The FTSE was off to a slow start this morning, down 10 points in early trading with the Banking sector weighing down the index following it’s positive showing this week in light of the Bank of England’s ‘stress test’.
The Pound, however, is still enjoying a strong week following news of progress in Brexit discussions.
“How the FTSE and pound perform as the day goes on will likely be dependent on the state of November’s manufacturing PMI.” suggested Spreadex analyst, Connor Campbell. “Analysts are expecting a slight increase, from 56.3 to 56.6 month-on-month; if accurate that’d be the best reading in 3 months, and could help sterling pick up where it left off yesterday.”
Oil prices finished another positive month on the up following agreement from OPEC members to replace the current deal on quotas with a new one to cover the whole of 2018.
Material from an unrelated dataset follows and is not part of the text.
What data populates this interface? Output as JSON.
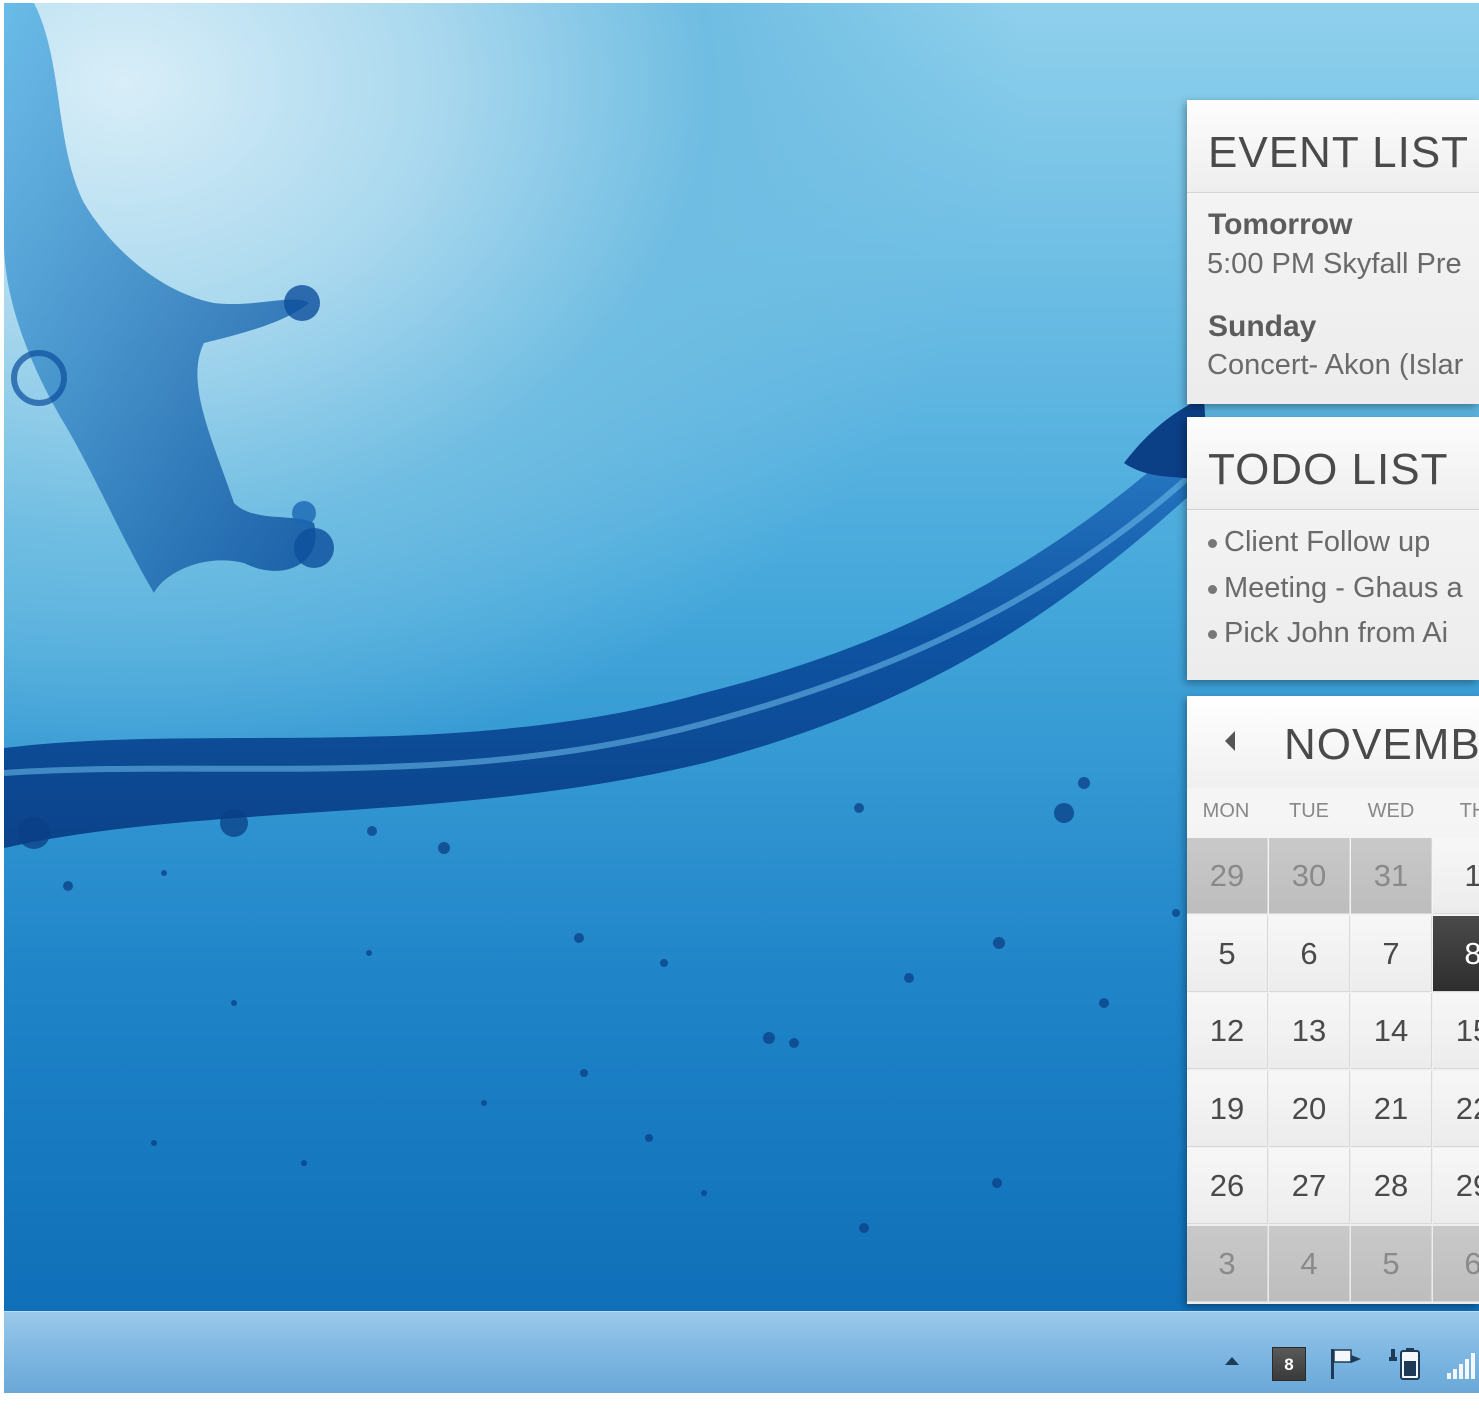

FxPro analyst, Edward Anderson commented “In a move widely expected by the markets, OPEC and non-OPEC producers led by Russia agreed to keep output cuts until the end of 2018.”
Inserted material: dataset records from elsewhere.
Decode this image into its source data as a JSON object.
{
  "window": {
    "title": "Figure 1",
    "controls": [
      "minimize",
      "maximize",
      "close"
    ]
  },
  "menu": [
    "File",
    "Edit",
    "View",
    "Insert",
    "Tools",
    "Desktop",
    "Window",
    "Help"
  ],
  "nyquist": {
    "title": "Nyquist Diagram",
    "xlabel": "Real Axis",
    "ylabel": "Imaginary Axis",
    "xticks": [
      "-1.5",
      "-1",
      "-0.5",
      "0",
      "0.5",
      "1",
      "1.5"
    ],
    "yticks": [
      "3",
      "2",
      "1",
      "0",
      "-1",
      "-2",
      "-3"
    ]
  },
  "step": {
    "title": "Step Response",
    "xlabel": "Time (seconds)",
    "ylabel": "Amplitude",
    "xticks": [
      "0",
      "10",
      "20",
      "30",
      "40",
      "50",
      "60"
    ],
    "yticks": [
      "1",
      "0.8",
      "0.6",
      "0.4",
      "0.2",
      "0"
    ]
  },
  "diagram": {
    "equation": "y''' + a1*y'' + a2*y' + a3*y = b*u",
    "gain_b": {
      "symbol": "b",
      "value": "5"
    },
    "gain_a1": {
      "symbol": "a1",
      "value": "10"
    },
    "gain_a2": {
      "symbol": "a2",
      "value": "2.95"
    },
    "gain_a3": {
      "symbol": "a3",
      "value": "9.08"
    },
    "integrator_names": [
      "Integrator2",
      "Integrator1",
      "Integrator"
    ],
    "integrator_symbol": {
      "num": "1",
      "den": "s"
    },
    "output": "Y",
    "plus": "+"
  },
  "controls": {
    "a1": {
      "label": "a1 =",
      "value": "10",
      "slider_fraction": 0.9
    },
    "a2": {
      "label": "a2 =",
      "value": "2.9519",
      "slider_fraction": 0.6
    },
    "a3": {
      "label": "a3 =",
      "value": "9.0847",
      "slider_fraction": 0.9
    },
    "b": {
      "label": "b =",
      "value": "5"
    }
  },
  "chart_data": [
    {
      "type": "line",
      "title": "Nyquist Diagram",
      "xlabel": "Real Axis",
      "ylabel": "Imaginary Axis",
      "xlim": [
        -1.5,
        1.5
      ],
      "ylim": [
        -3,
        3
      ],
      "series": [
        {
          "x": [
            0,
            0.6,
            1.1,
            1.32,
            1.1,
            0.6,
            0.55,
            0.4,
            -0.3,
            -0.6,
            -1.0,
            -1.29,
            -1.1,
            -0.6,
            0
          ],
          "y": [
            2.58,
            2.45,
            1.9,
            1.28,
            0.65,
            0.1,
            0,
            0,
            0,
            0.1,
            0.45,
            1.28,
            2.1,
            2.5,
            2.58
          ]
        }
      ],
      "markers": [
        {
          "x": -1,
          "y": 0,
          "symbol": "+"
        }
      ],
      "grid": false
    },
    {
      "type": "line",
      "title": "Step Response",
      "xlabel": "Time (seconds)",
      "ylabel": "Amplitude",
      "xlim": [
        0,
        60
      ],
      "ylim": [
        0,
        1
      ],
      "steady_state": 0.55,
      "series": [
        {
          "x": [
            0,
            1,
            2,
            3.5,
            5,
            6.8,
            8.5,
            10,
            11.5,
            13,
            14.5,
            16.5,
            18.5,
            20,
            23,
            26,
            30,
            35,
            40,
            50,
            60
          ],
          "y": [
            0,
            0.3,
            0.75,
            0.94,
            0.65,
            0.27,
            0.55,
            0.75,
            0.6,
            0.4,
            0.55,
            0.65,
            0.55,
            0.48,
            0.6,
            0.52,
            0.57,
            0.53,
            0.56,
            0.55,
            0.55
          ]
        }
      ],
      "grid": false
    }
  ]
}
“Oil has now extended its longest streak of monthly gains since early 2016.”
Over in the US, equity markets closed higher across the board on Thursday, with the Dow Jones continuing recent outperformance to close above 24,000 for the first time, being joined at all-time highs by the S&P 500 while the Nasdaq attempts to recover from a broad Tech sector sell-off.
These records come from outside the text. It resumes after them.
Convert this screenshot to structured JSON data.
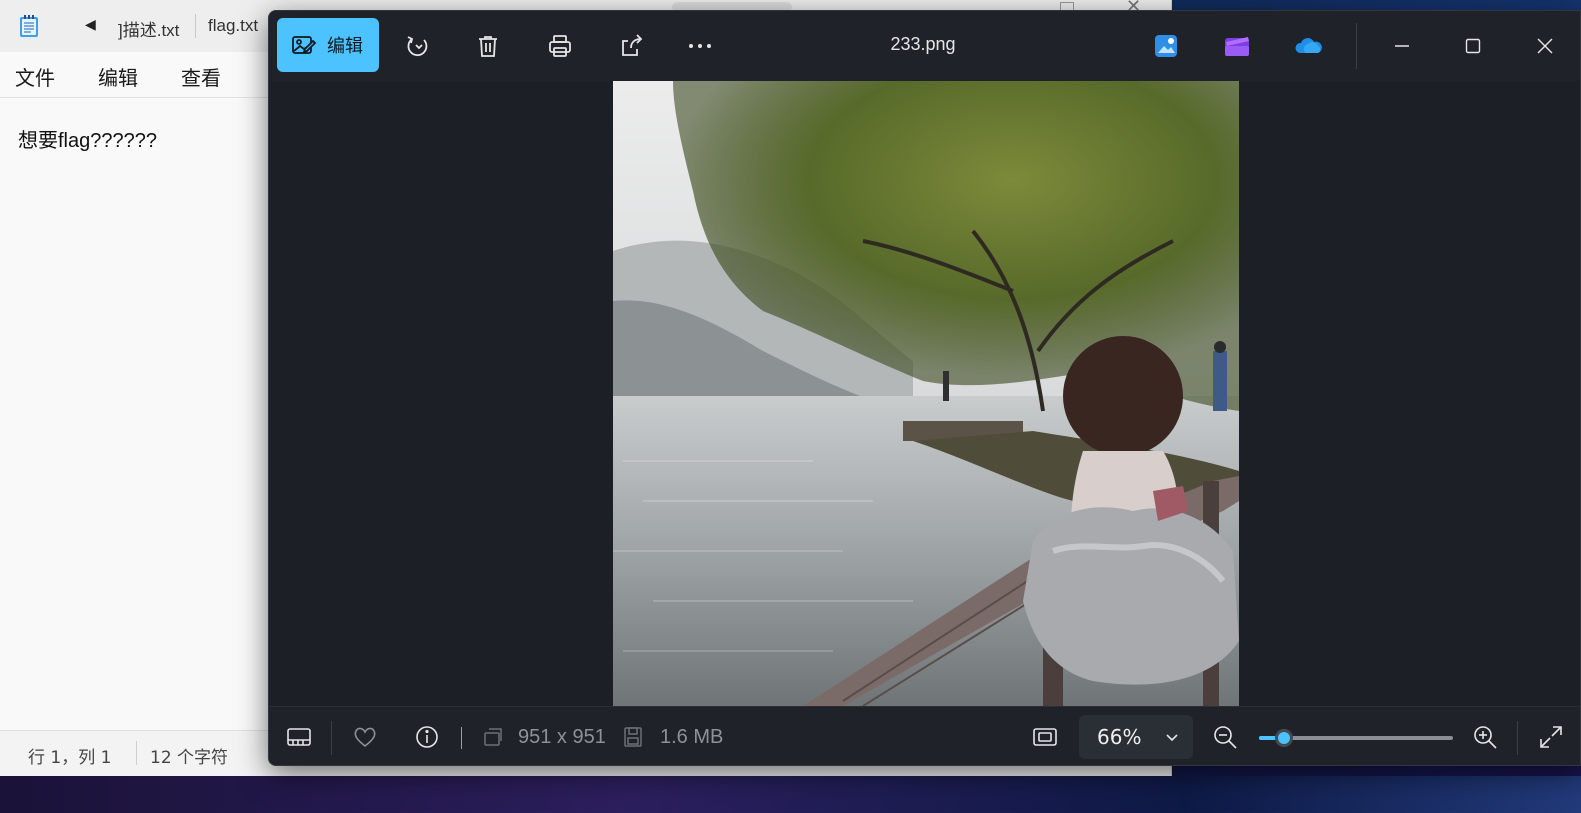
{
  "notepad": {
    "tabs": [
      "]描述.txt",
      "flag.txt"
    ],
    "menu": [
      "文件",
      "编辑",
      "查看"
    ],
    "content": "想要flag??????",
    "status": {
      "position": "行 1，列 1",
      "chars": "12 个字符"
    }
  },
  "viewer": {
    "edit_label": "编辑",
    "file_name": "233.png",
    "dimensions": "951 x 951",
    "file_size": "1.6 MB",
    "zoom_value": "66%",
    "zoom_fraction": 0.13,
    "icons": {
      "edit": "edit-icon",
      "rotate": "rotate-icon",
      "delete": "delete-icon",
      "print": "print-icon",
      "share": "share-icon",
      "more": "more-icon",
      "photos_app": "photos-app-icon",
      "clipchamp": "clipchamp-icon",
      "onedrive": "onedrive-icon",
      "minimize": "minimize-icon",
      "maximize": "maximize-icon",
      "close": "close-icon",
      "filmstrip": "filmstrip-icon",
      "favorite": "heart-icon",
      "info": "info-icon",
      "fit": "fit-to-window-icon",
      "zoom_out": "zoom-out-icon",
      "zoom_in": "zoom-in-icon",
      "fullscreen": "fullscreen-icon"
    },
    "accent": "#4cc2ff"
  }
}
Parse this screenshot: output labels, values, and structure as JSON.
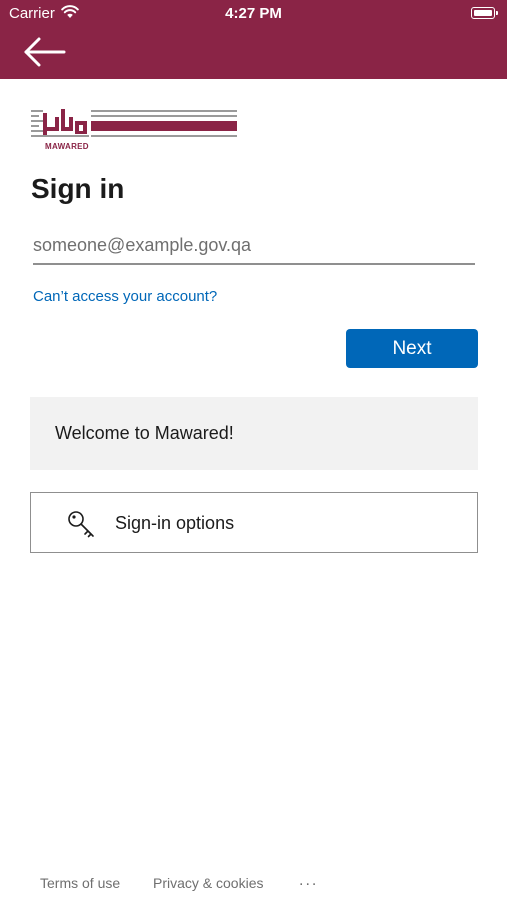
{
  "status_bar": {
    "carrier": "Carrier",
    "time": "4:27 PM"
  },
  "header": {
    "background_color": "#8a2446",
    "back_icon": "arrow-left-icon"
  },
  "logo": {
    "caption": "MAWARED",
    "brand_color": "#8a2446"
  },
  "signin": {
    "title": "Sign in",
    "email_placeholder": "someone@example.gov.qa",
    "email_value": "",
    "cant_access_link": "Can’t access your account?",
    "next_button": "Next",
    "accent_color": "#0067b8"
  },
  "welcome": {
    "text": "Welcome to Mawared!"
  },
  "signin_options": {
    "label": "Sign-in options",
    "icon": "key-icon"
  },
  "footer": {
    "terms": "Terms of use",
    "privacy": "Privacy & cookies",
    "more": "..."
  }
}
Accendo Markets analyst, Mike van Dulken noted “The Dow was helped higher by strong gains for heavyweights Boeing, Goldman Sachs and United Technologies, while Industrials and IT led the S&P. Large cap Tech stocks such as Amazon, Apple and Facebook rebounded to aid the Nasdaq.”
The rebound was boosted by rising expectations that Trump’s tax reform bill may find approval in the coming days.
“Expectations of a deal gathered pace after highly respected Republican senator John McCain said he would support the bill.” suggested CMC Markets analyst, Michael Hewson. “Despite this boost Republicans took the decision to delay the vote suggesting that there were still problems in getting the necessary votes. The delay for now doesn’t appear to have impacted sentiment but that could change if the bill fails to get the required votes, when senators reconvene today.”